Danta presents the post-Darwinian fable as a literary form that combines discourses of anthropology, evolutionary biology, philosophy, and theology with the aim of critiquing the human animal. He considers instances where human and animal elements are constructed as physically separate such as the bifurcation into Jekyll and Hyde or the aesthetic Eloi and bestial Morlock of The Time Machine, and he contrasts them with the ‘ontological claustrophobia’ (113) of stories where the proximity of human to nonhuman is so close as to be located within the same body. In his fifth chapter Danta contemplates the human as perforated, a hybridised entity. He cites as evidence the overnight transformation of still rational Gregor Samsa into a verminous insect in Kafka’s Metamorphosis, and Mrs. Tebrick’s spontaneous physiological change into wifely vixen in Garnett’s Lady into Fox. In his sixth chapter the main focus is on Kafka and Coetze, and he moves via the holocaust, scapegoats, and scapegraces to consider the author as performative animal, a zoographer who is simultaneously a zoological specimen. He ends with a coda featuring Garnett’s A Man in the Zoo in which the human narrator exhibits himself in a cage adjacent to a chimpanzee and an orangutan.
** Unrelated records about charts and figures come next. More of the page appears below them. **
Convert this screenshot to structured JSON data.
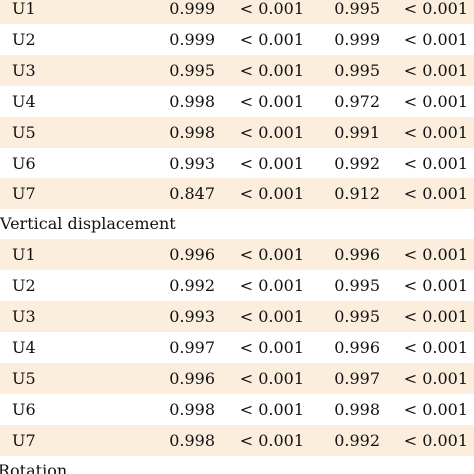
{
  "groups": [
    {
      "title": "",
      "rows": [
        {
          "label": "U1",
          "v1": "0.999",
          "p1": "< 0.001",
          "v2": "0.995",
          "p2": "< 0.001"
        },
        {
          "label": "U2",
          "v1": "0.999",
          "p1": "< 0.001",
          "v2": "0.999",
          "p2": "< 0.001"
        },
        {
          "label": "U3",
          "v1": "0.995",
          "p1": "< 0.001",
          "v2": "0.995",
          "p2": "< 0.001"
        },
        {
          "label": "U4",
          "v1": "0.998",
          "p1": "< 0.001",
          "v2": "0.972",
          "p2": "< 0.001"
        },
        {
          "label": "U5",
          "v1": "0.998",
          "p1": "< 0.001",
          "v2": "0.991",
          "p2": "< 0.001"
        },
        {
          "label": "U6",
          "v1": "0.993",
          "p1": "< 0.001",
          "v2": "0.992",
          "p2": "< 0.001"
        },
        {
          "label": "U7",
          "v1": "0.847",
          "p1": "< 0.001",
          "v2": "0.912",
          "p2": "< 0.001"
        }
      ]
    },
    {
      "title": "Vertical displacement",
      "rows": [
        {
          "label": "U1",
          "v1": "0.996",
          "p1": "< 0.001",
          "v2": "0.996",
          "p2": "< 0.001"
        },
        {
          "label": "U2",
          "v1": "0.992",
          "p1": "< 0.001",
          "v2": "0.995",
          "p2": "< 0.001"
        },
        {
          "label": "U3",
          "v1": "0.993",
          "p1": "< 0.001",
          "v2": "0.995",
          "p2": "< 0.001"
        },
        {
          "label": "U4",
          "v1": "0.997",
          "p1": "< 0.001",
          "v2": "0.996",
          "p2": "< 0.001"
        },
        {
          "label": "U5",
          "v1": "0.996",
          "p1": "< 0.001",
          "v2": "0.997",
          "p2": "< 0.001"
        },
        {
          "label": "U6",
          "v1": "0.998",
          "p1": "< 0.001",
          "v2": "0.998",
          "p2": "< 0.001"
        },
        {
          "label": "U7",
          "v1": "0.998",
          "p1": "< 0.001",
          "v2": "0.992",
          "p2": "< 0.001"
        }
      ]
    },
    {
      "title": "Rotation",
      "rows": []
    }
  ],
  "colors": {
    "row_shade": "#fbeedd",
    "text": "#111111",
    "background": "#ffffff"
  }
}
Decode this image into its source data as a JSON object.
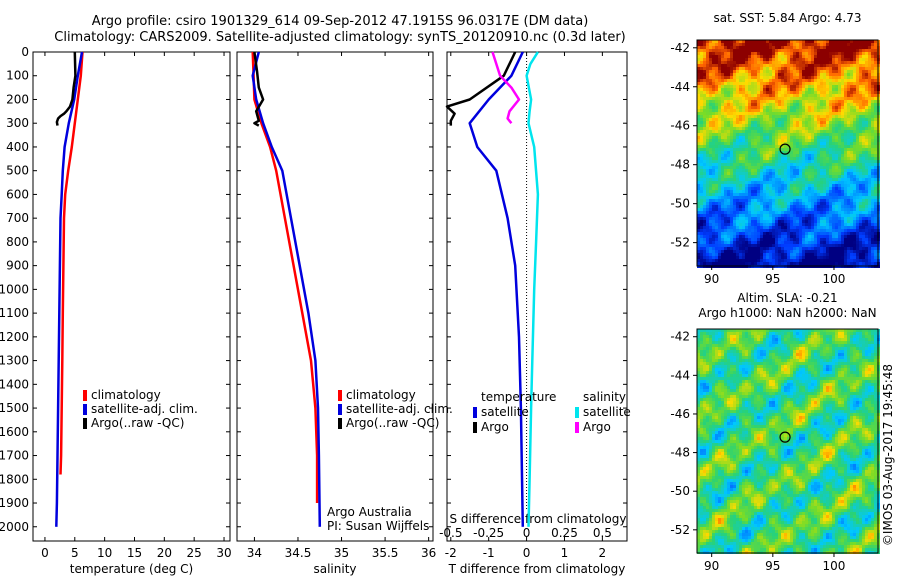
{
  "header": {
    "line1": "Argo profile: csiro 1901329_614 09-Sep-2012 47.1915S 96.0317E (DM data)",
    "line2": "Climatology: CARS2009. Satellite-adjusted climatology: synTS_20120910.nc (0.3d later)"
  },
  "footer": {
    "text": "©IMOS 03-Aug-2017 19:45:48"
  },
  "colors": {
    "climatology": "#ff0000",
    "satellite": "#0000dd",
    "argo": "#000000",
    "sal_sat": "#00e5ee",
    "sal_argo": "#ff00ff"
  },
  "chart_data": [
    {
      "type": "line",
      "ylabel": "",
      "yticks": [
        0,
        100,
        200,
        300,
        400,
        500,
        600,
        700,
        800,
        900,
        1000,
        1100,
        1200,
        1300,
        1400,
        1500,
        1600,
        1700,
        1800,
        1900,
        2000
      ],
      "xlabel": "temperature (deg C)",
      "xticks": [
        0,
        5,
        10,
        15,
        20,
        25,
        30
      ],
      "xlim": [
        -2,
        31
      ],
      "ylim": [
        2060,
        0
      ],
      "legend": [
        "climatology",
        "satellite-adj. clim.",
        "Argo(..raw -QC)"
      ],
      "series": [
        {
          "name": "climatology",
          "color": "#ff0000",
          "x": [
            6.3,
            6.0,
            5.5,
            5.0,
            4.5,
            3.9,
            3.4,
            3.2,
            3.1,
            3.0,
            2.9,
            2.8,
            2.7,
            2.6
          ],
          "y": [
            0,
            100,
            200,
            300,
            400,
            500,
            600,
            700,
            900,
            1100,
            1300,
            1500,
            1700,
            1780
          ]
        },
        {
          "name": "satellite-adj. clim.",
          "color": "#0000dd",
          "x": [
            6.2,
            5.5,
            4.9,
            4.0,
            3.3,
            3.0,
            2.8,
            2.6,
            2.5,
            2.4,
            2.3,
            2.2,
            2.1,
            2.0,
            1.9
          ],
          "y": [
            0,
            100,
            200,
            300,
            400,
            500,
            600,
            700,
            900,
            1100,
            1300,
            1500,
            1700,
            1900,
            2000
          ]
        },
        {
          "name": "Argo(..raw -QC)",
          "color": "#000000",
          "x": [
            5.0,
            5.1,
            4.8,
            4.6,
            4.2,
            3.6,
            3.2,
            2.6,
            2.2,
            2.0,
            2.1
          ],
          "y": [
            0,
            100,
            150,
            200,
            230,
            250,
            260,
            270,
            280,
            295,
            310
          ]
        }
      ],
      "annotations": []
    },
    {
      "type": "line",
      "xlabel": "salinity",
      "xticks": [
        34,
        34.5,
        35,
        35.5,
        36
      ],
      "xlim": [
        33.8,
        36.05
      ],
      "ylim": [
        2060,
        0
      ],
      "legend": [
        "climatology",
        "satellite-adj. clim.",
        "Argo(..raw -QC)"
      ],
      "series": [
        {
          "name": "climatology",
          "color": "#ff0000",
          "x": [
            33.98,
            33.99,
            34.0,
            34.08,
            34.18,
            34.25,
            34.35,
            34.45,
            34.55,
            34.65,
            34.7,
            34.72,
            34.72
          ],
          "y": [
            0,
            100,
            200,
            300,
            400,
            500,
            700,
            900,
            1100,
            1300,
            1500,
            1700,
            1900
          ]
        },
        {
          "name": "satellite-adj. clim.",
          "color": "#0000dd",
          "x": [
            34.05,
            33.98,
            34.02,
            34.1,
            34.2,
            34.32,
            34.42,
            34.52,
            34.62,
            34.7,
            34.73,
            34.74,
            34.75
          ],
          "y": [
            0,
            100,
            200,
            300,
            400,
            500,
            700,
            900,
            1100,
            1300,
            1500,
            1700,
            2000
          ]
        },
        {
          "name": "Argo(..raw -QC)",
          "color": "#000000",
          "x": [
            34.0,
            34.03,
            34.05,
            34.1,
            34.02,
            34.05,
            34.0,
            34.05
          ],
          "y": [
            0,
            80,
            150,
            200,
            250,
            290,
            300,
            310
          ]
        }
      ],
      "annotations": [
        "Argo Australia",
        "PI: Susan Wijffels"
      ]
    },
    {
      "type": "line",
      "xlabel": "T difference from climatology",
      "xlabel_top": "S difference from climatology",
      "xticks": [
        -2,
        -1,
        0,
        1,
        2
      ],
      "xticks_top": [
        "-0.5",
        "-0.25",
        "0",
        "0.25",
        "0.5"
      ],
      "xlim": [
        -2.1,
        2.65
      ],
      "ylim": [
        2060,
        0
      ],
      "legend_titles": [
        "temperature",
        "salinity"
      ],
      "legend": [
        "satellite",
        "Argo",
        "satellite",
        "Argo"
      ],
      "series": [
        {
          "name": "temperature satellite",
          "color": "#0000dd",
          "x": [
            -0.1,
            -0.4,
            -1.0,
            -1.5,
            -1.3,
            -0.8,
            -0.5,
            -0.3,
            -0.2,
            -0.15,
            -0.1
          ],
          "y": [
            0,
            100,
            200,
            300,
            400,
            500,
            700,
            900,
            1200,
            1500,
            2000
          ]
        },
        {
          "name": "temperature Argo",
          "color": "#000000",
          "x": [
            -0.3,
            -0.6,
            -1.5,
            -2.1,
            -1.9,
            -2.0,
            -2.0
          ],
          "y": [
            0,
            100,
            200,
            230,
            260,
            290,
            310
          ]
        },
        {
          "name": "salinity satellite",
          "color": "#00e5ee",
          "x": [
            0.3,
            0.1,
            0.0,
            0.12,
            0.08,
            0.05,
            0.2,
            0.3,
            0.25,
            0.2,
            0.15,
            0.12,
            0.08,
            0.05
          ],
          "y": [
            0,
            50,
            100,
            200,
            250,
            300,
            400,
            600,
            800,
            1000,
            1300,
            1500,
            1800,
            2000
          ]
        },
        {
          "name": "salinity Argo",
          "color": "#ff00ff",
          "x": [
            -0.9,
            -0.7,
            -0.4,
            -0.2,
            -0.45,
            -0.5,
            -0.4
          ],
          "y": [
            0,
            100,
            150,
            200,
            250,
            280,
            300
          ]
        }
      ],
      "annotations": []
    }
  ],
  "maps": [
    {
      "title": "sat. SST: 5.84 Argo: 4.73",
      "type": "heatmap",
      "xticks": [
        90,
        95,
        100
      ],
      "yticks": [
        -42,
        -44,
        -46,
        -48,
        -50,
        -52
      ],
      "xlim": [
        88.8,
        103.6
      ],
      "ylim": [
        -41.6,
        -53.2
      ],
      "marker": [
        96.0,
        -47.2
      ]
    },
    {
      "title": "Altim. SLA: -0.21",
      "subtitle": "Argo h1000: NaN h2000: NaN",
      "type": "heatmap",
      "xticks": [
        90,
        95,
        100
      ],
      "yticks": [
        -42,
        -44,
        -46,
        -48,
        -50,
        -52
      ],
      "xlim": [
        88.8,
        103.6
      ],
      "ylim": [
        -41.6,
        -53.2
      ],
      "marker": [
        96.0,
        -47.2
      ]
    }
  ],
  "y_axis_ticks_label": [
    "0",
    "100",
    "200",
    "300",
    "400",
    "500",
    "600",
    "700",
    "800",
    "900",
    "1000",
    "1100",
    "1200",
    "1300",
    "1400",
    "1500",
    "1600",
    "1700",
    "1800",
    "1900",
    "2000"
  ]
}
Danta is successful in showing that while traditional fables analogise the human condition through emblematizing nonhuman specimens, what is peculiar to post Darwinian fables is that they illuminate what it is to be animal per se. He proves that post-Darwinian fabulists are effectively ethologists who study animal behaviour in full knowledge that they are likewise animal. They write not like animal, but as animal for other animals. Danta summarises it succinctly: ‘Darwinism is a new Aesopism. The moral of the post-Darwinian fable is that humans belong in the Ape-house’ (189).